Question

When ethyl alcohol and acetic acid mixed together in equimolecular proportions, equilibrium is attained when two-third of acid and alcohol are consumed. The equilibrium constant of the reaction will be:
(A) 0.4
(B) 4
(C) 40
(D) 0.04

Answer 1

Hint: The equilibrium constant can be calculated by calculating the concentrations of the reactants and the products at equilibrium and then taking the ratio of the product concentration and the reactant concentration.

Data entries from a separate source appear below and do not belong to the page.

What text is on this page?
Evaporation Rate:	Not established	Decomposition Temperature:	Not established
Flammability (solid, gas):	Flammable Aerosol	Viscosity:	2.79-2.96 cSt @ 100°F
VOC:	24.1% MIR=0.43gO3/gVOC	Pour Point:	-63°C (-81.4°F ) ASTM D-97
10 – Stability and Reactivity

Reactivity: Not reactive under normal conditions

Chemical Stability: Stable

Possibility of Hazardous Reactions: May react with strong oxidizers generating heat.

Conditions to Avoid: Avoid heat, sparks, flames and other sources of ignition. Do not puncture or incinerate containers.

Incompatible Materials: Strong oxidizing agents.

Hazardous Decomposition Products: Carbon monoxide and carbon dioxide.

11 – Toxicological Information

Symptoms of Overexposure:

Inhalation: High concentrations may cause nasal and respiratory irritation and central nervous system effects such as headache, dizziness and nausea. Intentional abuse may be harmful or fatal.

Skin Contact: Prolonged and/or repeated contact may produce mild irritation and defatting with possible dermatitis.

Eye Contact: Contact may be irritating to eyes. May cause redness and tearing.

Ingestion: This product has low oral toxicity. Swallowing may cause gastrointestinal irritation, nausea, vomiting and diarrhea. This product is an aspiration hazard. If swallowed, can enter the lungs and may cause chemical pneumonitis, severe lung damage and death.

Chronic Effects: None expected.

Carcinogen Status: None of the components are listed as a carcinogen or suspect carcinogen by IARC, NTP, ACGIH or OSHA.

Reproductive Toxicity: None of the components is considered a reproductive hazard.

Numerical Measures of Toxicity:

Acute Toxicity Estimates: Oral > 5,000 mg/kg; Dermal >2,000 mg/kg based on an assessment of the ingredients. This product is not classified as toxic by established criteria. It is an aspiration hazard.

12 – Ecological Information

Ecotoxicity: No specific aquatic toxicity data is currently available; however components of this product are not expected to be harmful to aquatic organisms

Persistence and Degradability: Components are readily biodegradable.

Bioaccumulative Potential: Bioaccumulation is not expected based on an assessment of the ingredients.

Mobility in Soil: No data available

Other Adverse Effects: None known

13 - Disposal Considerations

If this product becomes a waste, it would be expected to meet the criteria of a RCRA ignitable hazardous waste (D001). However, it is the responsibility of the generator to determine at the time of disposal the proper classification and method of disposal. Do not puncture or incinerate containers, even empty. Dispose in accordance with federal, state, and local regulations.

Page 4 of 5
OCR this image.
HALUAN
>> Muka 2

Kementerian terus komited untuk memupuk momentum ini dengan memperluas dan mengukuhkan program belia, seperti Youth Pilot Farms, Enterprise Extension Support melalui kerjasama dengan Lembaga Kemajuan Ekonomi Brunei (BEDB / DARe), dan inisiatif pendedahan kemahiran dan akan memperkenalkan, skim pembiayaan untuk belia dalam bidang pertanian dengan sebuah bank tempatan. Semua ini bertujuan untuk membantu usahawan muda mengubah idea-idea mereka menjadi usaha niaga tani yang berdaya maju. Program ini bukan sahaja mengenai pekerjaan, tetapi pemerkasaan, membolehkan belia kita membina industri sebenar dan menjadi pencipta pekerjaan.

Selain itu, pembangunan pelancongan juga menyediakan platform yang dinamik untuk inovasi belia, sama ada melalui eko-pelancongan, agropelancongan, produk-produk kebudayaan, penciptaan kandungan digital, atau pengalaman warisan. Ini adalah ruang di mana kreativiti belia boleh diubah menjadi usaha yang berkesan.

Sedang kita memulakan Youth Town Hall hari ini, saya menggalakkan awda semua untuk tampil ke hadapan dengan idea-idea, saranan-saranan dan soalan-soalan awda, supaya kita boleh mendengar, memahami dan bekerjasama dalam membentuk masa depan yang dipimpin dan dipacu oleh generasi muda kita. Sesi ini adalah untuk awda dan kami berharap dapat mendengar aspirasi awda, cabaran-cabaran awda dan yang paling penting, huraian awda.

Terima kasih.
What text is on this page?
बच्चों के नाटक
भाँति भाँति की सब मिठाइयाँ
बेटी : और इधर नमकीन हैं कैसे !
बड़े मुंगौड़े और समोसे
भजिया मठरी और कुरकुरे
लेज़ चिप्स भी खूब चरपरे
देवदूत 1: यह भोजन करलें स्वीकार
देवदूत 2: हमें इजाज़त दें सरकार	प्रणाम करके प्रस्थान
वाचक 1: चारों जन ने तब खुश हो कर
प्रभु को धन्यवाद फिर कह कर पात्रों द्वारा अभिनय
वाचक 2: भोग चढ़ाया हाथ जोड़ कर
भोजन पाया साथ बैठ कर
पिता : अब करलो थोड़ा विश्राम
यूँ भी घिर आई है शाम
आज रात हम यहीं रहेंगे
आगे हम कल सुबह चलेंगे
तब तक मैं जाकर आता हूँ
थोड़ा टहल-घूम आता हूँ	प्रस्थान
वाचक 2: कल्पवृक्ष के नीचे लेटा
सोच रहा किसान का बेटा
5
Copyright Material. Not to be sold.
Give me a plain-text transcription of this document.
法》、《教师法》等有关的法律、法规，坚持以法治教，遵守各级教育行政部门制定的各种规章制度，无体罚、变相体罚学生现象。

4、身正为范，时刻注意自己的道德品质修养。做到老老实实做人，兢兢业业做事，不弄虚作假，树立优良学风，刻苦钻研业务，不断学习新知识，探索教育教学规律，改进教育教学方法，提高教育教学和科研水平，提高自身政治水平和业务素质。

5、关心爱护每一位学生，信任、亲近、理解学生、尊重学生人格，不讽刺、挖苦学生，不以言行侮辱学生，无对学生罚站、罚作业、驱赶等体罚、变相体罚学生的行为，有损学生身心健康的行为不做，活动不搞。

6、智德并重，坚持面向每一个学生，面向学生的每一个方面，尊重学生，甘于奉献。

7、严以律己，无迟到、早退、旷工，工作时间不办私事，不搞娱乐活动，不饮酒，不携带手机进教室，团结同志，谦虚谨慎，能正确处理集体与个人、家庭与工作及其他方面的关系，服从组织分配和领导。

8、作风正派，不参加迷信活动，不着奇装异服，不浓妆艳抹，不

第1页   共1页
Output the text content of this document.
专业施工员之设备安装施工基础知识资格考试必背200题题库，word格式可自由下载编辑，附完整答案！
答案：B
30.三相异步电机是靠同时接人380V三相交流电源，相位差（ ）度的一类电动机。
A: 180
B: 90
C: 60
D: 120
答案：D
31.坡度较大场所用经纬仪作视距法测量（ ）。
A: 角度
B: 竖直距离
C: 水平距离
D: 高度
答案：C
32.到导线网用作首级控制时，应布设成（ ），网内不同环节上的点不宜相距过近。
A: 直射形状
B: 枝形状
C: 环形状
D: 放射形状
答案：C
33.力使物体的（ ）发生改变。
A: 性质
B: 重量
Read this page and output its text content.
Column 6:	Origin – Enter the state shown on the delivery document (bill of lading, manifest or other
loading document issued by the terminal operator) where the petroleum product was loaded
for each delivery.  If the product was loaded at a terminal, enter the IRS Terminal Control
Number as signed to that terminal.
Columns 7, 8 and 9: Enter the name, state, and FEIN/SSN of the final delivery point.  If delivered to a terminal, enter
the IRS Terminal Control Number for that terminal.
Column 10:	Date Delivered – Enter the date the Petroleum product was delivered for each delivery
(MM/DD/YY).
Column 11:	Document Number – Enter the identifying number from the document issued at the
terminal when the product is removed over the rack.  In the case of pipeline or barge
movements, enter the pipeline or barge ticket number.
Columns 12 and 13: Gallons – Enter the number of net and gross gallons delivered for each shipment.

Complete step by step solution:
-Weak electrolytes cannot dissociate completely into their respective ions. So their ionization is less than 100%. Weak acids, weak bases and sparingly soluble salts come under this category.
Eg. Weak acids like formic acid, acetic acid, hydrogen sulfide are weak electrolytes.
Weak bases like ammonia, pyridine and other nitrogen ring bases are weak electrolytes.
-The reaction is feasible only when strong acids and strong bases react to give weak conjugate acids/bases. So, the equilibrium of the reaction proceeds in that direction only where strong electrolytes are converted to weak electrolytes. This is why the dissociation constant is calculated.
-Both ethyl alcohol and acetic acid are weak bases and acid respectively. So they do not dissociate completely. Their reaction can be written as
${{C}_{2}}{{H}_{5}}OH+C{{H}_{3}}COOH\rightleftharpoons C{{H}_{3}}COO{{C}_{2}}{{H}_{5}}+{{H}_{2}}O$
-The equilibrium constant is defined as the ratio of all the products to all the reactants when the reaction reaches its equilibrium condition. For this reaction, the equilibrium constant is defined as ${{K}_{c}}=\dfrac{\left[ {{H}_{2}}O \right]\left[ C{{H}_{3}}COO{{C}_{2}}{{H}_{5}} \right]}{\left[ {{C}_{2}}{{H}_{5}}OH \right]\left[ C{{H}_{3}}COOH \right]}$
-We can see that 1 mole of both the reactants is used to form the products. So their initial moles can be taken as 1. Now, from the question, equilibrium is attained when two-third of acid and alcohol are consumed. Since equal moles were present initially, both the reactants will be consumed in equal amounts.
-Fraction of moles of reactants consumed = $\dfrac{2}{3}$ (given in the question)
So, the number of reactants which remain at equilibrium will be given as $1$-$\dfrac{2}{3}$= $\dfrac{1}{3}$
The amount of both the products formed during the equilibrium will be $\dfrac{2}{3}$as this is the moles being consumed by the reactants.
-Thus, equilibrium constant can be given as
${{K}_{c}}=\dfrac{\left[ {{H}_{2}}O \right]\left[ C{{H}_{3}}COO{{C}_{2}}{{H}_{5}} \right]}{\left[ {{C}_{2}}{{H}_{5}}OH \right]\left[ C{{H}_{3}}COOH \right]}$
= $\dfrac{\left( \dfrac{2}{3} \right)x\left( \dfrac{2}{3} \right)}{\left( \dfrac{1}{3} \right)x\left( \dfrac{1}{3} \right)}$ = 4

Therefore the correct option is (B) 4.

Note: The degree of dissociation of an electrolyte is the fraction of one mole of electrolyte which has dissociated under the given set of conditions. It depends on the nature of the electrolyte, nature of solvent, dilution, pressure and temperature. It is denoted as$\alpha $. The concept of the dissociation constant is valid only for weak electrolytes and not for strong electrolytes as for them, $\alpha =1$.